Гейл не спал. А разве можно было заснуть в таких обстоятельствах?
После событий той… ночи, вернее, вечера, он никак не мог пригладить свои мысли. Ни расческа, ни Плетение не помогали, и это было так… непривычно. Абсолютная уверенность, непоколебимость и некий фундамент, заложенный собственным убеждением в том, что ему потребуется принести свою жизнь в жертву великой цели, начали сыпаться почти как листы с деревьев в пору Марпенот. Предательское ощущение, что он упустил что-то, что было на поверхности, не давало покоя, как и то, что он узрел в Плетении, пока они были там с Аль-Уззой. Словно… она открыла книгу, которая все это время лежала прямо перед его носом, и смогла прочесть написанное там так просто, с такой легкостью, с которой теперь давались ему чары и заклинания.
Теперь покой покинул его. Он не мог спокойно спать, предаваясь размышлениям, от которых сон был так же далек, как Гейл – от прощения Мистры.
Что, извольте, ему с этим всем делать?
Его сердце уже было во власти любви, и потому он прекрасно знал это чувство. Но любовь к богине и отношения с ней… были все же чем-то другим, на ином уровне. Это всегда походило на любовь вчерашнего юнца к зрелой женщине, и практически никогда – чем-то равным. Ему всегда словно бы позволяли быть рядом, и потому все, что он мог делать в ответ, это творить новые и новые чудеса.
А что делать сейчас?
Потому Гейл, запутавшись в собственных глубинных мыслях, обратился к тому, где всегда находились ответы – к книгам. Свет свечи дрожал, намекая, что время на исходе, и что пора пытаться в очередной раз схватить сон за хвост, но Декариос изо всех сил сопротивлялся сонливости, потирая глаза, вчитываясь в текст. В скабрезных и пошлых формулировках скрывалась истина о том, как же ему не потерять лицо перед Аль-Уззой… после того, как он почти позорно сбежал, испугавшись столь внезапной откровенности.
— Я? – сонно ответил, расслышав лишь обращение, но не осознав, кто его спрашивал, — нет, не сплю, один момент.
Он поднялся со стула, оставив книгу там, на небольшой бочке, рядом с которой стоял плохо сбитый стул. Отбросил полог палатки одной рукой, другой же потирал лицо, пытаясь прогнать остатки сонливости.
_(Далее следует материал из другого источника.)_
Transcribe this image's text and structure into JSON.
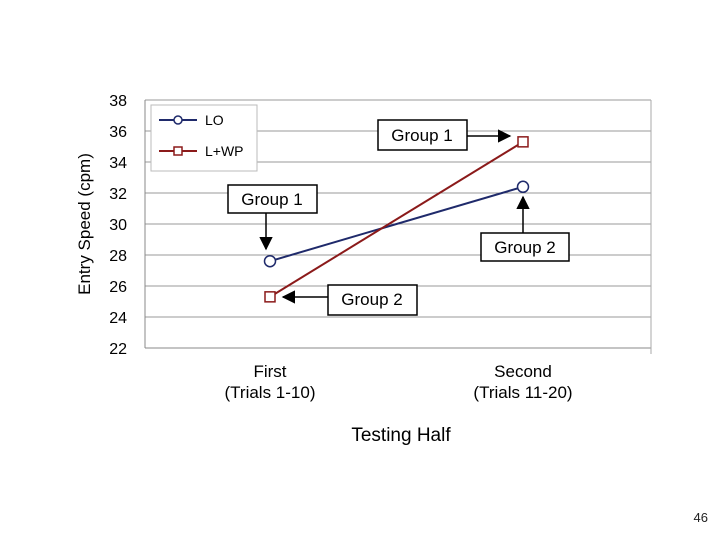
{
  "chart_data": {
    "type": "line",
    "title": "",
    "xlabel": "Testing Half",
    "ylabel": "Entry Speed (cpm)",
    "ylim": [
      22,
      38
    ],
    "yticks": [
      22,
      24,
      26,
      28,
      30,
      32,
      34,
      36,
      38
    ],
    "grid": true,
    "categories": [
      [
        "First",
        "(Trials 1-10)"
      ],
      [
        "Second",
        "(Trials 11-20)"
      ]
    ],
    "series": [
      {
        "name": "LO",
        "marker": "circle",
        "color": "#1f2a6b",
        "values": [
          27.6,
          32.4
        ]
      },
      {
        "name": "L+WP",
        "marker": "square",
        "color": "#8b1a1a",
        "values": [
          25.3,
          35.3
        ]
      }
    ],
    "legend": "top-left",
    "annotations": [
      {
        "text": "Group 1",
        "series": "L+WP",
        "point": "second"
      },
      {
        "text": "Group 1",
        "series": "LO",
        "point": "first"
      },
      {
        "text": "Group 2",
        "series": "LO",
        "point": "second"
      },
      {
        "text": "Group 2",
        "series": "L+WP",
        "point": "first"
      }
    ]
  },
  "slide_number": "46"
}
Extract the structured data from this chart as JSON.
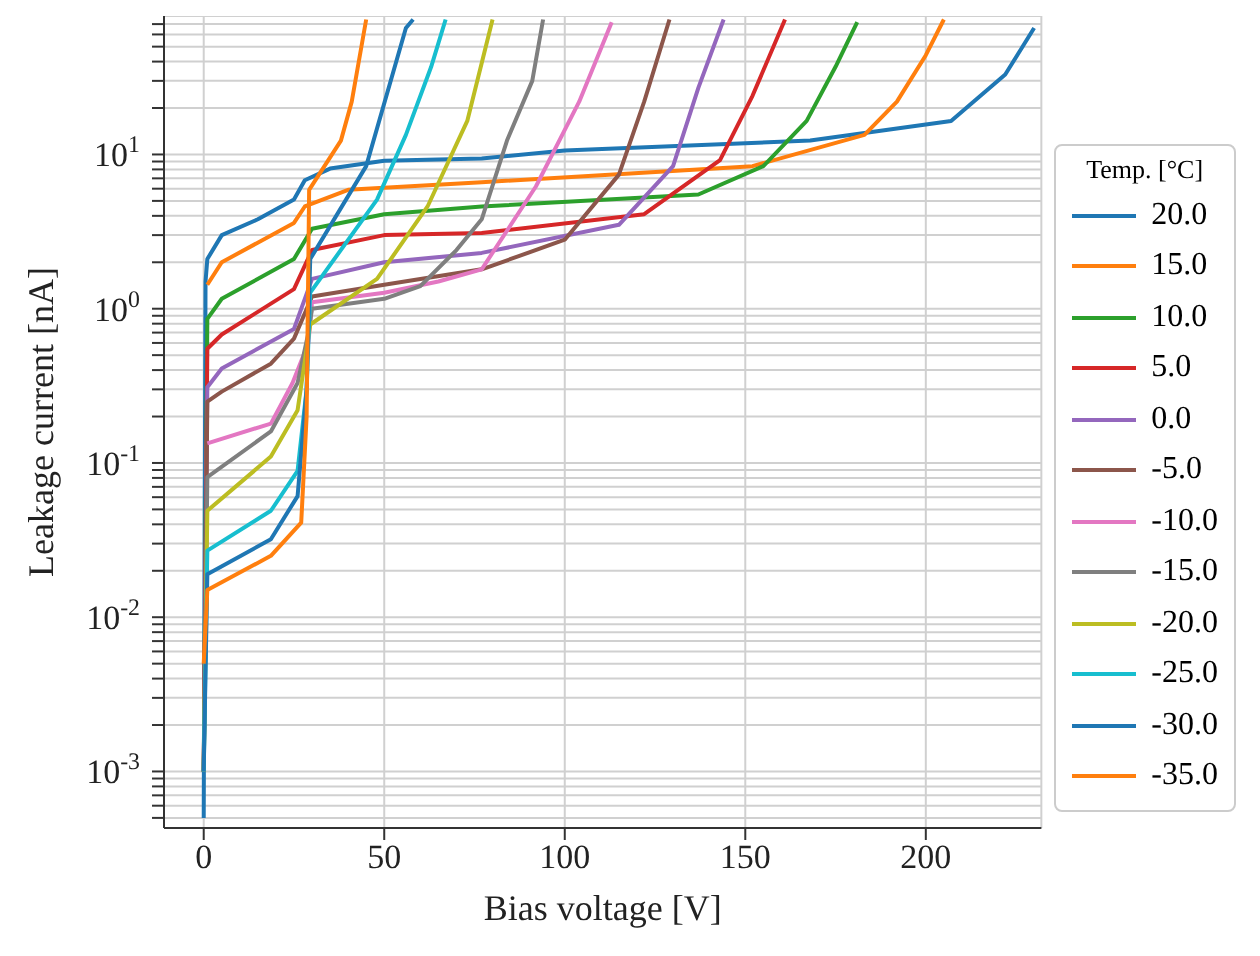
{
  "chart_data": {
    "type": "line",
    "xlabel": "Bias voltage [V]",
    "ylabel": "Leakage current [nA]",
    "legend_title": "Temp. [°C]",
    "log": "y",
    "grid": true,
    "legend": "right",
    "marker": "none",
    "line_style": "solid",
    "xlim": [
      -11,
      232
    ],
    "xticks": [
      0,
      50,
      100,
      150,
      200
    ],
    "ylim": [
      0.00043,
      79
    ],
    "yticks": [
      {
        "value": 0.0005,
        "label": null
      },
      {
        "value": 0.0006,
        "label": null
      },
      {
        "value": 0.0007,
        "label": null
      },
      {
        "value": 0.0008,
        "label": null
      },
      {
        "value": 0.0009,
        "label": null
      },
      {
        "value": 0.001,
        "label": "10$^{-3}$"
      },
      {
        "value": 0.002,
        "label": null
      },
      {
        "value": 0.003,
        "label": null
      },
      {
        "value": 0.004,
        "label": null
      },
      {
        "value": 0.005,
        "label": null
      },
      {
        "value": 0.006,
        "label": null
      },
      {
        "value": 0.007,
        "label": null
      },
      {
        "value": 0.008,
        "label": null
      },
      {
        "value": 0.009,
        "label": null
      },
      {
        "value": 0.01,
        "label": "10$^{-2}$"
      },
      {
        "value": 0.02,
        "label": null
      },
      {
        "value": 0.03,
        "label": null
      },
      {
        "value": 0.04,
        "label": null
      },
      {
        "value": 0.05,
        "label": null
      },
      {
        "value": 0.06,
        "label": null
      },
      {
        "value": 0.07,
        "label": null
      },
      {
        "value": 0.08,
        "label": null
      },
      {
        "value": 0.09,
        "label": null
      },
      {
        "value": 0.1,
        "label": "10$^{-1}$"
      },
      {
        "value": 0.2,
        "label": null
      },
      {
        "value": 0.3,
        "label": null
      },
      {
        "value": 0.4,
        "label": null
      },
      {
        "value": 0.5,
        "label": null
      },
      {
        "value": 0.6,
        "label": null
      },
      {
        "value": 0.7,
        "label": null
      },
      {
        "value": 0.8,
        "label": null
      },
      {
        "value": 0.9,
        "label": null
      },
      {
        "value": 1,
        "label": "10$^{0}$"
      },
      {
        "value": 2,
        "label": null
      },
      {
        "value": 3,
        "label": null
      },
      {
        "value": 4,
        "label": null
      },
      {
        "value": 5,
        "label": null
      },
      {
        "value": 6,
        "label": null
      },
      {
        "value": 7,
        "label": null
      },
      {
        "value": 8,
        "label": null
      },
      {
        "value": 9,
        "label": null
      },
      {
        "value": 10,
        "label": "10$^{1}$"
      },
      {
        "value": 20,
        "label": null
      },
      {
        "value": 30,
        "label": null
      },
      {
        "value": 40,
        "label": null
      },
      {
        "value": 50,
        "label": null
      },
      {
        "value": 60,
        "label": null
      },
      {
        "value": 70,
        "label": null
      }
    ],
    "series": [
      {
        "name": "20.0",
        "color": "#1f77b4",
        "x": [
          0,
          0.5,
          1,
          5,
          15,
          25,
          28,
          35,
          50,
          77,
          100,
          168,
          207,
          222,
          230
        ],
        "values": [
          0.0005,
          1.5,
          2.1,
          3.0,
          3.8,
          5.1,
          6.8,
          8.1,
          9.1,
          9.4,
          10.6,
          12.3,
          16.5,
          33,
          66
        ]
      },
      {
        "name": "15.0",
        "color": "#ff7f0e",
        "x": [
          1,
          5,
          25,
          28,
          40,
          77,
          152,
          183,
          192,
          200,
          205
        ],
        "values": [
          1.43,
          2.0,
          3.6,
          4.6,
          5.9,
          6.6,
          8.4,
          13.4,
          22,
          44,
          75
        ]
      },
      {
        "name": "10.0",
        "color": "#2ca02c",
        "x": [
          0,
          1,
          5,
          25,
          30,
          50,
          77,
          137,
          155,
          167,
          175,
          181
        ],
        "values": [
          0.001,
          0.86,
          1.16,
          2.1,
          3.3,
          4.1,
          4.6,
          5.5,
          8.4,
          16.5,
          37,
          72
        ]
      },
      {
        "name": "5.0",
        "color": "#d62728",
        "x": [
          0,
          1,
          5,
          25,
          30,
          50,
          77,
          122,
          143,
          152,
          161
        ],
        "values": [
          0.001,
          0.55,
          0.68,
          1.34,
          2.4,
          3.0,
          3.1,
          4.1,
          9.2,
          24,
          75
        ]
      },
      {
        "name": "0.0",
        "color": "#9467bd",
        "x": [
          0,
          1,
          5,
          25,
          30,
          50,
          77,
          115,
          130,
          137,
          144
        ],
        "values": [
          0.001,
          0.31,
          0.41,
          0.74,
          1.56,
          2.0,
          2.3,
          3.5,
          8.4,
          27,
          75
        ]
      },
      {
        "name": "-5.0",
        "color": "#8c564b",
        "x": [
          0,
          1,
          5,
          18.6,
          25,
          30,
          50,
          77,
          100,
          115,
          122,
          129
        ],
        "values": [
          0.001,
          0.25,
          0.29,
          0.44,
          0.64,
          1.2,
          1.43,
          1.8,
          2.8,
          7.4,
          22,
          75
        ]
      },
      {
        "name": "-10.0",
        "color": "#e377c2",
        "x": [
          1,
          18.6,
          24.6,
          29,
          30,
          50,
          65,
          77,
          92,
          104,
          113
        ],
        "values": [
          0.134,
          0.18,
          0.33,
          0.6,
          1.1,
          1.27,
          1.5,
          1.8,
          6.2,
          22,
          72
        ]
      },
      {
        "name": "-15.0",
        "color": "#7f7f7f",
        "x": [
          0,
          1,
          18.6,
          26,
          29,
          30,
          50,
          60,
          70,
          77,
          84,
          91,
          94
        ],
        "values": [
          0.001,
          0.081,
          0.16,
          0.33,
          0.7,
          1.0,
          1.16,
          1.4,
          2.4,
          3.8,
          12.3,
          30,
          75
        ]
      },
      {
        "name": "-20.0",
        "color": "#bcbd22",
        "x": [
          0,
          1,
          18.6,
          26,
          29.5,
          48,
          62,
          73,
          80
        ],
        "values": [
          0.001,
          0.049,
          0.11,
          0.22,
          0.79,
          1.56,
          4.6,
          16.5,
          75
        ]
      },
      {
        "name": "-25.0",
        "color": "#17becf",
        "x": [
          0,
          1,
          18.6,
          26,
          28.5,
          29.5,
          48,
          56,
          63,
          67
        ],
        "values": [
          0.001,
          0.027,
          0.049,
          0.089,
          0.3,
          1.27,
          5.1,
          13.4,
          37,
          75
        ]
      },
      {
        "name": "-30.0",
        "color": "#1f77b4",
        "x": [
          0,
          1,
          18.6,
          26,
          28.5,
          29.5,
          45,
          56,
          58
        ],
        "values": [
          0.001,
          0.019,
          0.032,
          0.061,
          0.3,
          2.1,
          8.4,
          66,
          75
        ]
      },
      {
        "name": "-35.0",
        "color": "#ff7f0e",
        "x": [
          0,
          1,
          18.6,
          27,
          28.5,
          29.2,
          38,
          41,
          45
        ],
        "values": [
          0.005,
          0.015,
          0.025,
          0.041,
          0.2,
          5.9,
          12.3,
          22,
          75
        ]
      }
    ]
  }
}
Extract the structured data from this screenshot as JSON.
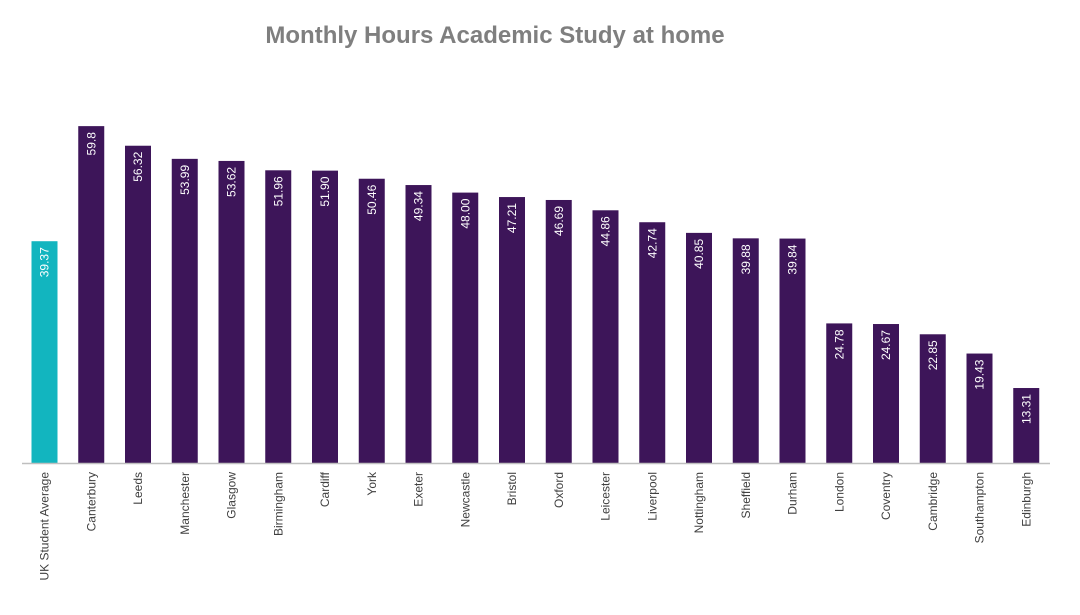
{
  "chart_data": {
    "type": "bar",
    "title": "Monthly Hours Academic Study at home",
    "xlabel": "",
    "ylabel": "",
    "ylim": [
      0,
      60
    ],
    "grid": false,
    "legend": "none",
    "categories": [
      "UK Student Average",
      "Canterbury",
      "Leeds",
      "Manchester",
      "Glasgow",
      "Birmingham",
      "Cardiff",
      "York",
      "Exeter",
      "Newcastle",
      "Bristol",
      "Oxford",
      "Leicester",
      "Liverpool",
      "Nottingham",
      "Sheffield",
      "Durham",
      "London",
      "Coventry",
      "Cambridge",
      "Southampton",
      "Edinburgh"
    ],
    "values": [
      39.37,
      59.8,
      56.32,
      53.99,
      53.62,
      51.96,
      51.9,
      50.46,
      49.34,
      48.0,
      47.21,
      46.69,
      44.86,
      42.74,
      40.85,
      39.88,
      39.84,
      24.78,
      24.67,
      22.85,
      19.43,
      13.31
    ],
    "value_labels": [
      "39.37",
      "59.8",
      "56.32",
      "53.99",
      "53.62",
      "51.96",
      "51.90",
      "50.46",
      "49.34",
      "48.00",
      "47.21",
      "46.69",
      "44.86",
      "42.74",
      "40.85",
      "39.88",
      "39.84",
      "24.78",
      "24.67",
      "22.85",
      "19.43",
      "13.31"
    ],
    "colors": {
      "highlight": "#12b5bf",
      "bar": "#3d1559",
      "axis": "#bfbfbf",
      "title": "#7f7f7f",
      "label": "#404040",
      "value_label": "#ffffff"
    },
    "highlight_index": 0
  }
}
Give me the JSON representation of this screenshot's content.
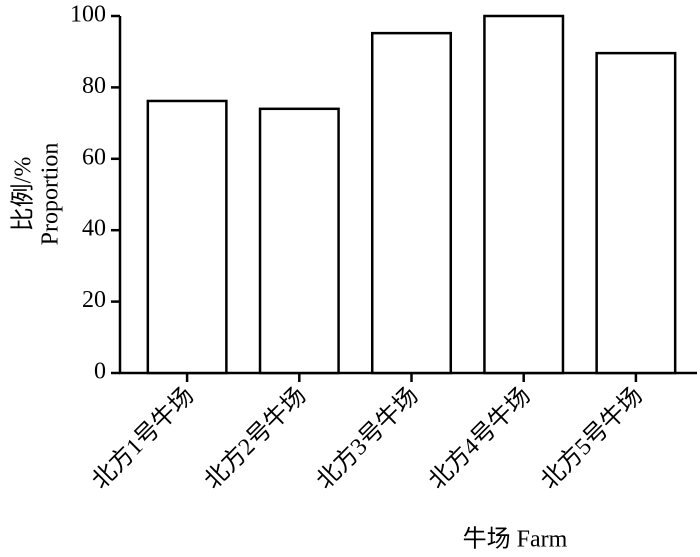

Рубашку он, конечно же, надеть забыл. Ко сну ведь собирался. Потому на нем и были лишь сапоги да штаны. И, разумеется, небрежная небритость.
— А… Аль-Узза? – ее имя так гармонично переливалось с любым гласным восклицанием, что его удивление легко скрылось за ним. Гейл тут же нашелся, улыбнулся устало, рассматривая девушку. – О, я…
Что «я»? Я, Гейл Декариос, все прослушал?
Но даже прослушав, мужчина попытался не растеряться в ситуации. И если он был раздет, то Аль-Узза – совсем нет. Потому волшебник, быстро осмотрев паладина в полном обмундировании, кажется, сообразил, почему его «пригласили из палатки».
Да и повисшая плетью рука намекала, что ей стоило бы…
— Ох, твоя рука, — неосознанно потянулся к этой самой руке, но в последний момент мягко сжал пальцы в кулак, медленно отвел свою руку от нее. – Вот почему ты ела не той рукой… Хм, конечно, я помогу, но после настоятельно советую обратиться к Шэдоухарт – не стоит ложиться отдыхать с травмой. А еще…
Декариос вдруг почувствовал легкий теплый ветерок, потому, поведя плечом, положил ладони на пояс, чтобы не скрещивать их. А то могло показаться, что он закрывается от эльфийки. Устанавливать между ними еще больше стен, чем уже есть, не хотелось.
— Но тебе придется руководить мной. Я, к своему наигранному стыду, не знаю, как обращаться с такими тяжелыми доспехами. Здесь где-то есть специальный рычажок, что разом их снимет с тебя?
В его голосе была привычная легкость, вперемешку с таким же мягким флиртом… но в какой-то момент его голос стал чуть бархатистее, в нем заиграли порыкивающие нотки, и сам Гейл, словно уловив эти изменения, скрыл их обнаружение за покашливанием в кулак.